Winthrop resident John Vitagliano, former transportation commissioner for the City of Boston, is speaking out on behalf of the town in relation to the proposed MBTA Blue Line-Red Line Connector project.
The project would result in a direct, underground subway extension from the Bowdoin Street or Government Center (Blue Line) subway stations to the Charles Street (Red Line) subway station (which is located near the Mass. Eye and Ear Infirmary and Massachusetts General Hospital).
Vitagliano made an appearance at a state Department of Environmental Protection meeting Monday to express his objection to the Massachusetts Department of Transportation’s “anticipated elimination of the original (1991) obligation to conduct a study for the Blue Line-Red Line Connector.” According to Vitagliano, that obligation was made as part of the Big Dig construction project.
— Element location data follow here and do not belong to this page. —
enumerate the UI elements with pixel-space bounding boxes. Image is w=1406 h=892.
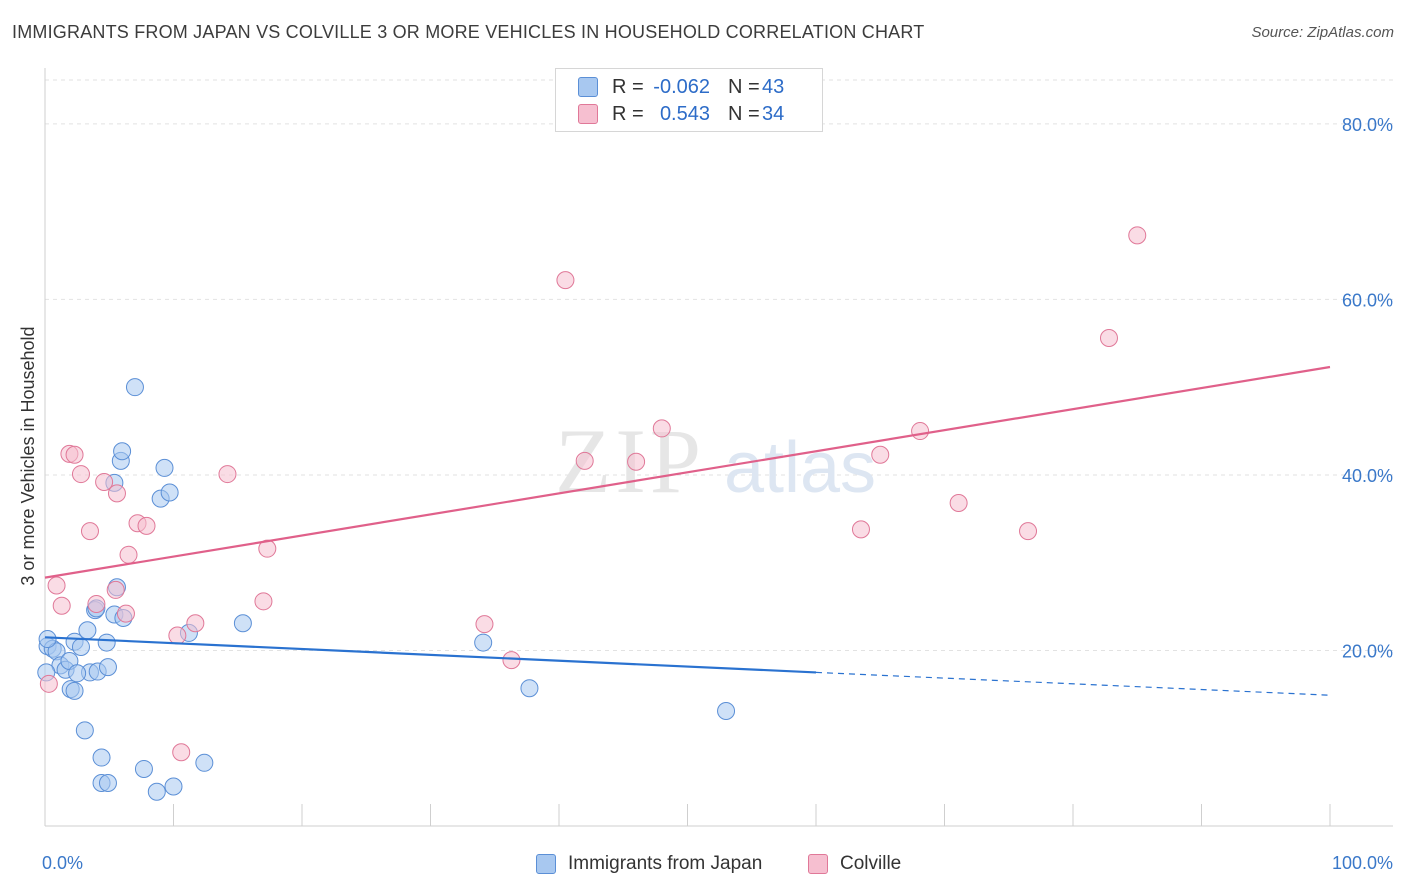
point-japan <box>75 721 94 740</box>
point-japan <box>147 782 166 801</box>
point-japan <box>71 637 90 656</box>
chart-title: IMMIGRANTS FROM JAPAN VS COLVILLE 3 OR M… <box>12 22 925 42</box>
point-japan <box>233 614 252 633</box>
y-tick-label: 40.0% <box>1342 466 1393 486</box>
y-tick-label: 20.0% <box>1342 641 1393 661</box>
point-colville <box>116 604 135 623</box>
axes <box>44 68 1393 827</box>
x-tick-label: 100.0% <box>1332 853 1393 873</box>
legend-n-value: 34 <box>762 102 785 125</box>
watermark-atlas: atlas <box>724 428 876 508</box>
point-japan <box>97 633 116 652</box>
point-colville <box>106 580 125 599</box>
point-colville <box>1128 226 1147 245</box>
legend-r-value: 0.543 <box>659 102 710 125</box>
point-japan <box>520 679 539 698</box>
point-colville <box>556 271 575 290</box>
y-axis-label: 3 or more Vehicles in Household <box>18 326 38 585</box>
source-label: Source: ZipAtlas.com <box>1251 24 1394 41</box>
point-colville <box>218 465 237 484</box>
trend-line-japan-extrapolated <box>815 671 1331 696</box>
point-japan <box>125 378 144 397</box>
point-japan <box>68 664 87 683</box>
point-colville <box>168 626 187 645</box>
series-legend-colville[interactable]: Colville <box>808 851 901 877</box>
point-japan <box>38 630 57 649</box>
point-colville <box>502 651 521 670</box>
point-colville <box>52 596 71 615</box>
legend-swatch-japan <box>578 77 598 97</box>
legend-row-colville: R = 0.543 N = 34 <box>578 101 784 127</box>
legend-r-label: R = <box>612 75 644 98</box>
point-colville <box>172 743 191 762</box>
point-colville <box>137 516 156 535</box>
point-colville <box>1019 522 1038 541</box>
legend-row-japan: R = -0.062 N = 43 <box>578 74 784 100</box>
legend-r-value: -0.062 <box>653 75 710 98</box>
point-colville <box>119 545 138 564</box>
series-swatch-colville <box>808 854 828 874</box>
point-japan <box>195 753 214 772</box>
trend-line-colville <box>44 365 1331 579</box>
legend-n-label: N = <box>728 102 760 125</box>
point-colville <box>186 614 205 633</box>
point-japan <box>155 458 174 477</box>
point-colville <box>107 484 126 503</box>
point-japan <box>474 633 493 652</box>
point-colville <box>652 419 671 438</box>
point-japan <box>164 777 183 796</box>
point-colville <box>80 522 99 541</box>
point-colville <box>575 451 594 470</box>
trend-line-japan <box>44 636 817 674</box>
x-tick-label: 0.0% <box>42 853 83 873</box>
point-colville <box>1099 329 1118 348</box>
point-colville <box>949 494 968 513</box>
trend-lines <box>44 365 1331 696</box>
point-colville <box>911 422 930 441</box>
tick-labels: 20.0% 40.0% 60.0% 80.0% 0.0% 100.0% <box>42 115 1393 873</box>
point-japan <box>134 759 153 778</box>
watermark: ZIP atlas <box>555 410 876 512</box>
legend-r-label: R = <box>612 102 644 125</box>
point-japan <box>717 702 736 721</box>
correlation-legend: R = -0.062 N = 43 R = 0.543 N = 34 <box>555 68 823 132</box>
point-japan <box>113 442 132 461</box>
series-label-colville: Colville <box>840 853 902 874</box>
series-swatch-japan <box>536 854 556 874</box>
point-colville <box>87 594 106 613</box>
series-legend-japan[interactable]: Immigrants from Japan <box>536 851 762 877</box>
point-japan <box>98 773 117 792</box>
data-points <box>37 226 1147 801</box>
y-tick-label: 60.0% <box>1342 290 1393 310</box>
point-colville <box>95 472 114 491</box>
point-colville <box>627 452 646 471</box>
point-japan <box>98 658 117 677</box>
grid <box>45 79 1393 651</box>
point-colville <box>475 615 494 634</box>
legend-n-label: N = <box>728 75 760 98</box>
y-tick-label: 80.0% <box>1342 115 1393 135</box>
point-japan <box>78 621 97 640</box>
point-colville <box>39 674 58 693</box>
point-japan <box>92 748 111 767</box>
legend-swatch-colville <box>578 104 598 124</box>
point-colville <box>851 520 870 539</box>
series-label-japan: Immigrants from Japan <box>568 853 763 874</box>
point-colville <box>254 592 273 611</box>
point-colville <box>871 445 890 464</box>
point-colville <box>47 576 66 595</box>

Vitagliano reiterated his long-held belief that the Connector would be advantageous for Winthrop residents. Vitagliano wrote the following in a 2007 letter to state transportation officials:
“The Blue Line-Red Line Connector would finally bring a level of public transit parity to East Boston, Winthrop, and Revere and other North Shore communities by providing a direct connection to the health services and jobs at Massachusetts General Hospital, and a one-stop connection to the high tech employment opportunities in Cambridge.
“There is no question that this project would be beneficial to Winthrop residents,” said Vitagliano.
He reasons that Winthrop residents would be able to take the train at nearby Orient Heights in East Boston and travel directly on to the Red Line which has stops at Charles Street, Kendall Square, MIT, and Harvard Square in Cambridge.
“Convenience is a major issue because it would make it a lot easier for Winthrop residents to get to the MGH and Cambridge,” said Vitagliano.
He said that Speaker of the House Robert A. DeLeo and Senator Anthony Petruccelli have previously expressed their support for the Connector project.
Vitagliano said MassDOT wants to eliminate the project.
“We want to keep this project alive,” said Vitagliano. “There was a preliminary design process and we made some progress on it. We selected a transportation planner and we demonstrated that this project was a very feasible thing to do.”
Vitagliano updated the Town Council at Tuesday’s meeting about his work on the Connector project and his attendance at the DEP meeting. He said he will continue to monitor the status of the project with the town’s best interests in mind.